De hoogte van de kostprijs voor berekening van de bijdrage, als bedoeld in artikel 12 van de Verordening, voor de maatwerkvoorziening vervoer in natura voor:

  • 1.

    scootmobiel voor gebruik in de woonomgeving (8 km/uur) huurprijs per vier weken: € 24,50

  • 2.

    scootmobiel voor gebruik in de woonomgeving (10 km/uur) huurprijs per vier weken € 28,00

  • 3.

    scootmobiel voor langere afstanden en intensief gebruik (15 km/uur) huurprijs per vier weken € 33,25. 

Lid 9.

De bijdrage op het persoonsgebonden budget is maximaal het verstrekte (jaar)budget.

De bijdrage op het persoonsgebonden budget voor begeleiding en dagbesteding geleverd door een professional is maximaal 53% van het verstrekte (jaar)budget.

  • 1.

    De bijdrage op het persoonsgebonden budget voor beschermd wonen geleverd door een professional is maximaal 40% van het verstrekte (jaar)budget.

     

Lid 10.

De hoogte van de bijdrage in de kosten voor verblijf in de opvang wordt vastgesteld en geïnd door de opvanginstellingen. De instellingen die opvang verlenen zijn Stichting De Binnenvest, Stichting Vrouwenopvang Rosa Manus en Stichting Uitgeprocedeerde Vluchtelingen.

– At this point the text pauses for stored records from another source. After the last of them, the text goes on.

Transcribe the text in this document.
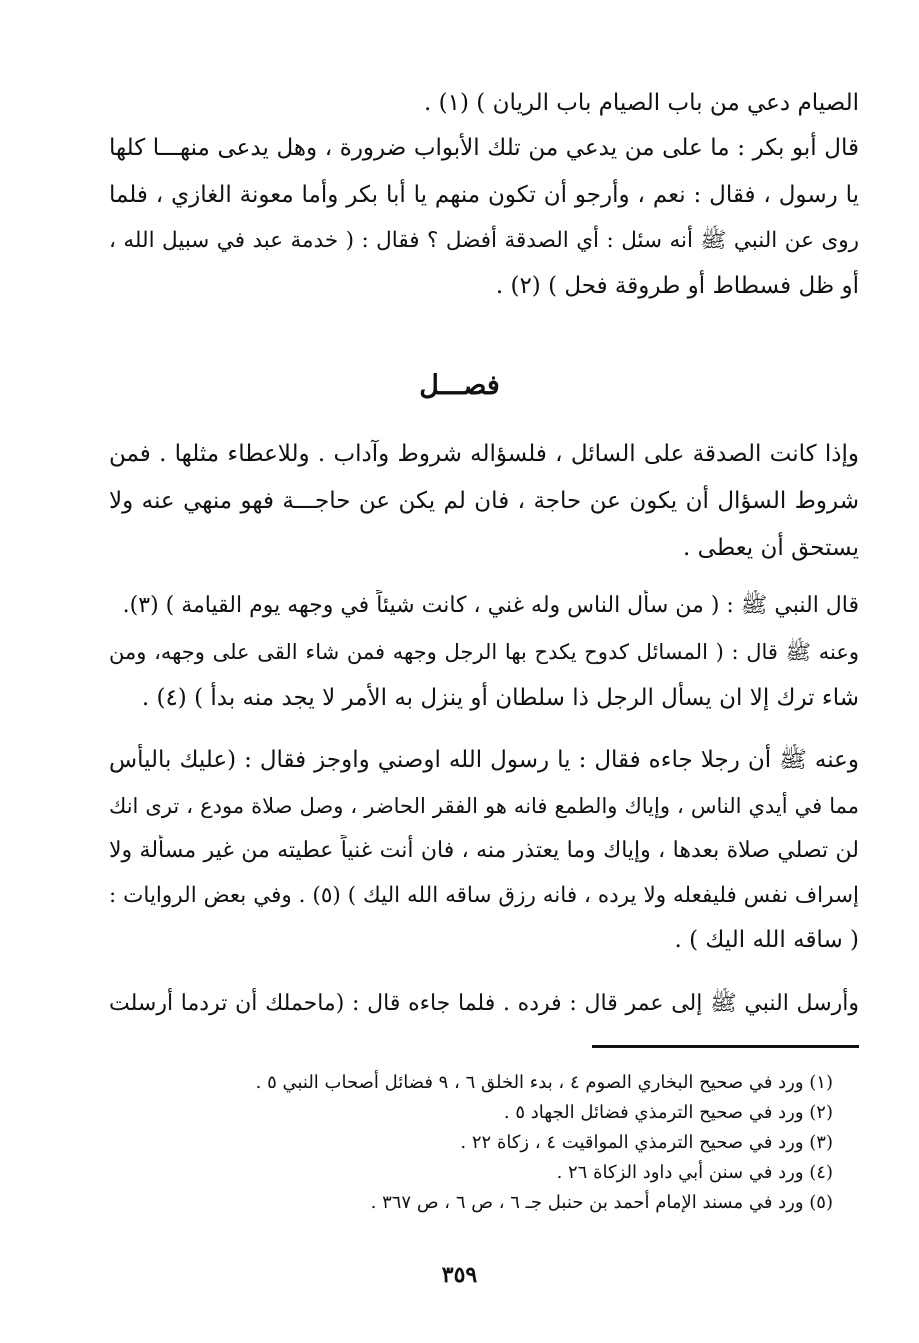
الصيام دعي من باب الصيام باب الريان ) (١) .
قال أبو بكر : ما على من يدعي من تلك الأبواب ضرورة ، وهل يدعى منهـــا كلها
يا رسول ، فقال : نعم ، وأرجو أن تكون منهم يا أبا بكر وأما معونة الغازي ، فلما
روى عن النبي ﷺ أنه سئل : أي الصدقة أفضل ؟ فقال : ( خدمة عبد في سبيل الله ،
أو ظل فسطاط أو طروقة فحل ) (٢) .
فصـــل
وإذا كانت الصدقة على السائل ، فلسؤاله شروط وآداب . وللاعطاء مثلها . فمن
شروط السؤال أن يكون عن حاجة ، فان لم يكن عن حاجـــة فهو منهي عنه ولا
يستحق أن يعطى .
قال النبي ﷺ : ( من سأل الناس وله غني ، كانت شيئاً في وجهه يوم القيامة ) (٣).
وعنه ﷺ قال : ( المسائل كدوح يكدح بها الرجل وجهه فمن شاء القى على وجهه، ومن
شاء ترك إلا ان يسأل الرجل ذا سلطان أو ينزل به الأمر لا يجد منه بدأ ) (٤) .
وعنه ﷺ أن رجلا جاءه فقال : يا رسول الله اوصني واوجز فقال : (عليك باليأس
مما في أيدي الناس ، وإياك والطمع فانه هو الفقر الحاضر ، وصل صلاة مودع ، ترى انك
لن تصلي صلاة بعدها ، وإياك وما يعتذر منه ، فان أنت غنياً عطيته من غير مسألة ولا
إسراف نفس فليفعله ولا يرده ، فانه رزق ساقه الله اليك ) (٥) . وفي بعض الروايات :
( ساقه الله اليك ) .
وأرسل النبي ﷺ إلى عمر قال : فرده . فلما جاءه قال : (ماحملك أن تردما أرسلت
(١) ورد في صحيح البخاري الصوم ٤ ، بدء الخلق ٦ ، ٩ فضائل أصحاب النبي ٥ .
(٢) ورد في صحيح الترمذي فضائل الجهاد ٥ .
(٣) ورد في صحيح الترمذي المواقيت ٤ ، زكاة ٢٢ .
(٤) ورد في سنن أبي داود الزكاة ٢٦ .
(٥) ورد في مسند الإمام أحمد بن حنبل جـ ٦ ، ص ٦ ، ص ٣٦٧ .
٣٥٩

Het uitgangspunt is dat voor de cliënt in ieder geval de norm voor zak- en kleedgeld, zoals genoemd in artikel 23 van de Participatiewet, beschikbaar blijft.

  •  

Lid 11.

Een cliënt is voor woonvoorzieningen met een kostprijs onder € 500,00 geen bijdrage verschuldigd.

  •  

Artikel 16 Bijdrage voor algemene voorzieningen

Lid 1.

Voor de volgende algemene voorzieningen is een inwoner een bijdrage in de kosten verschuldigd:

  • 1.

    huishoudelijke ondersteuning; 

    Lid 2.

    De bijdrage in de kosten van:

  • 1.

    Huishoudelijke Ondersteuning;

  • 1.

    bij een inkomen tot 120% van het sociaal minimum (inclusief premie zorgverzekeringwet art. 23 lid 2) en in aansluiting op de systematiek van het minimabeleid: geen bijdrage.

  • 2.

    bij een inkomen vanaf 120% van het sociaal minimum (inclusief premie zorgverzekeringwet art. 23 lid 2) en in aansluiting op de systematiek van het minimabeleid: € 12,60 per uur;

  

Hoofdstuk 7 Overige bepalingen

Artikel 17 Hardheidsclausule

Het college kan in bijzondere gevallen ten gunste van de aanvrager afwijken van de bepalingen in dit

Financieel besluit maatschappelijke ondersteuning 2017, indien toepassing daarvan zou leiden tot onbillijkheden van overwegende aard.

Artikel 18 Citeertitel en inwerkingtreding

  • 1.

    Dit Besluit wordt aangehaald als: 'Financieel besluit maatschappelijke ondersteuning Leiden 2017'.

  • 2.

    Dit Besluit treedt in werking op 1 januari 2017;

  • 3.

    Met inwerkingtreding van dit Besluit wordt het 'Financieel besluit maatschappelijke ondersteuning 2016’ ingetrokken.